Curator: This is Earl Butlin's drawing, “Hinge,” dating from around 1938. It's executed in pencil on what appears to be toned paper. Editor: It possesses a stark and mechanical elegance, almost brutal in its simplicity. I feel like it could be a symbol for connection or… resistance? Curator: An interesting reading! I'm drawn to the repetition of the semi-circular shapes and how the screws, carefully delineated, suggest a kind of codified permanence. Think about it, the hinge has served as a visual shorthand for linkage and possibility for millennia. Editor: Indeed! As someone oriented towards social and historical contexts, the drawing presents, to me, a broader cultural narrative. The Great Depression of the late 1930's provides the setting: A tool. Simple and useful, born out of a society where resourcefulness and mending, where keeping doors and windows secured, are virtues of great practical consequence. Curator: So the symbolism carries even deeper? It almost resonates with images of stability that recur throughout history: architectural drawings of arches and other components that assure that structures can carry the weight and fulfill their function over decades. Editor: Precisely. It prompts reflections on industrial labor, economic strife, the functional design inherent to that moment, and its relation to gender. Think of the era, what types of labour hinges were for then!

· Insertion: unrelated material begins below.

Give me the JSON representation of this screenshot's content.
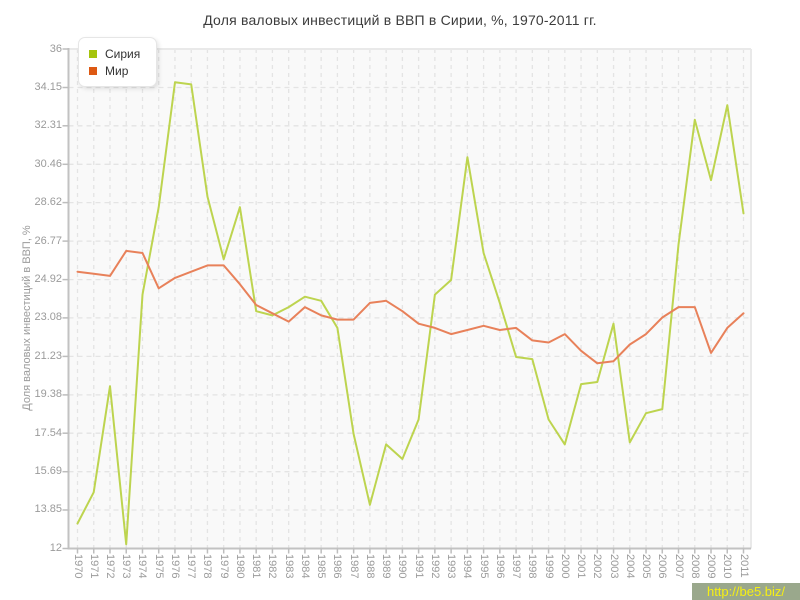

In those patriarchal roles of fixing a house or furniture, were there opportunities for working class individuals to gain respect in ways they were denied elsewhere? Curator: I had not perceived all that depth, and I appreciate the perspective, while I remained primarily focused on the basic geometric form itself. Perhaps, this 'hinge' swings open on an exploration that has only just begun! Editor: I am left pondering, does this mundane artifact, rendered so meticulously in pencil, symbolize both confinement and liberation during periods of acute crisis? Food for thought, isn't it?